Andrew Revkin
Andrew Revkin is one of America’s most honored and experienced environmental journalists and the founding director of the new Initiative on Communication and Sustainability at Columbia University's Earth Institute. There he is building programs, courses, tools and collaborations bridging communication gaps between science and society to cut climate risk and boost social and environmental resilience.
He has written on climate change for more than 30 years, reporting from the North Pole to the White House, the Amazon rain forest to the Vatican - mostly for The New York Times. There he also developed the prize-winning sustainability blog Dot Earth. Revkin has also held positions at the National Geographic Society and Discover Magazine and won the top awards in science journalism multiple times, along with a Guggenheim Fellowship.

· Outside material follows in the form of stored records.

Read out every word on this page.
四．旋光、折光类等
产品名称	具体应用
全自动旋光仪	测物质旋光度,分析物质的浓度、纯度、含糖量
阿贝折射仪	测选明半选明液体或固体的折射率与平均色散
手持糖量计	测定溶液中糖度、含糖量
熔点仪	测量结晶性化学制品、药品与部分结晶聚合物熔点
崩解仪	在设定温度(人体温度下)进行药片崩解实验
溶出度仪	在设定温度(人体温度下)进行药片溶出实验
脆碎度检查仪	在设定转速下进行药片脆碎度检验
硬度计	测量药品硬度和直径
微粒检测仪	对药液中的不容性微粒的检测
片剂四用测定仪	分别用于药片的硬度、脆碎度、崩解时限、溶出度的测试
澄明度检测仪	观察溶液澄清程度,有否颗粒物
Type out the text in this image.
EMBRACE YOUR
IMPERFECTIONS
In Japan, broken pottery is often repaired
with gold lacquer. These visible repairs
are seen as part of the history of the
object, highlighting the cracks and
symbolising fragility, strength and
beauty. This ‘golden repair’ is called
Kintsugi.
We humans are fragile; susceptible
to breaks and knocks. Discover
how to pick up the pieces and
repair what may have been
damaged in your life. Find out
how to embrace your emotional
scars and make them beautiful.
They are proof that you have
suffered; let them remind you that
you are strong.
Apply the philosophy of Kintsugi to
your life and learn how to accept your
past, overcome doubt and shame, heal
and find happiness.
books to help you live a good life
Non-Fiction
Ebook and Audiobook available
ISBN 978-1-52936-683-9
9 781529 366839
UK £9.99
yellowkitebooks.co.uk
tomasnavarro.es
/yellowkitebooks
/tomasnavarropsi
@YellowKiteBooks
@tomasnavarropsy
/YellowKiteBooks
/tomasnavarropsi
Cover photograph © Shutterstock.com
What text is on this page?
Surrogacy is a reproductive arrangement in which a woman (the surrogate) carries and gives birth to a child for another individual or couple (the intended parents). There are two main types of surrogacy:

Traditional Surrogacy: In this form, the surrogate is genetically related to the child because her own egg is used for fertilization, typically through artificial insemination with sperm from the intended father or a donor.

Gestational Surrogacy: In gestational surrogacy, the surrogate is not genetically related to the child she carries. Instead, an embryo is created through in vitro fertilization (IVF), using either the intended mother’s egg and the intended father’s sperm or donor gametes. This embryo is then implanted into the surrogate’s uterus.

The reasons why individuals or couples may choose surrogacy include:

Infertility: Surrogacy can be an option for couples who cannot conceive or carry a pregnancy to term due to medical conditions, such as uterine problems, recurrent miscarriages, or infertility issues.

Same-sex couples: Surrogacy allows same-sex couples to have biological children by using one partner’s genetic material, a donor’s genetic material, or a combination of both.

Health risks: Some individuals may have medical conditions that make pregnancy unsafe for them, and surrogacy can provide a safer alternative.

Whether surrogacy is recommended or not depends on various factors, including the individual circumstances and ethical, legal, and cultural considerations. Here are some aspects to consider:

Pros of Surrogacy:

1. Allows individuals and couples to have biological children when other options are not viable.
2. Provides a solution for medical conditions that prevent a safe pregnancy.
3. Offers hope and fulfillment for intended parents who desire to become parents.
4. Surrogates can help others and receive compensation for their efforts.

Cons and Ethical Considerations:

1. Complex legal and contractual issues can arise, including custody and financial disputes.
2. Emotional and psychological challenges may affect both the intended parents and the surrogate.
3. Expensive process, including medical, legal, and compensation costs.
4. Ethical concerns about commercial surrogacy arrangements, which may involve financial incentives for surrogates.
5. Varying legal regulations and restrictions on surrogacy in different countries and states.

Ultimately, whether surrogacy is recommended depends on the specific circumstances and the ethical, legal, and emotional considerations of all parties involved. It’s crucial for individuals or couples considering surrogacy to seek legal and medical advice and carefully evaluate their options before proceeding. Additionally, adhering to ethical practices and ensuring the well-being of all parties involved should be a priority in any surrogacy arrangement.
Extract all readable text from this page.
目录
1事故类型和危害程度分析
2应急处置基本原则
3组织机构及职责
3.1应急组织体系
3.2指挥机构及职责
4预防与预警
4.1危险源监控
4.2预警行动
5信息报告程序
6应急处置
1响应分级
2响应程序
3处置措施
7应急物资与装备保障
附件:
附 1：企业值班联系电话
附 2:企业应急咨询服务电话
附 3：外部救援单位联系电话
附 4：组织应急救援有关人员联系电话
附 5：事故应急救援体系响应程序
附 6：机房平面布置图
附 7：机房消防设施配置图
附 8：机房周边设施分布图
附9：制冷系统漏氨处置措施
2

Revkin has written acclaimed books on the history of humanity’s relationship with weather, the changing Arctic, global warming and the assault on the Amazon rain forest, as well as three book chapters on science communication. Two very different films have been based on his work: “Rock Star” (Warner Brothers, 2001) and the triple-Golden-Globe-winning 1994 HBO film “The Burning Season,” based on Revkin’s biography of slain rain forest defender Chico Mendes. A lifelong musician, he was a frequent accompanist of folk icon Pete Seeger and is a performing songwriter. He lives in New York’s Hudson River Valley.
He speaks frequently about how to thrive in the new communication climate and find fresh paths to progress on climate change.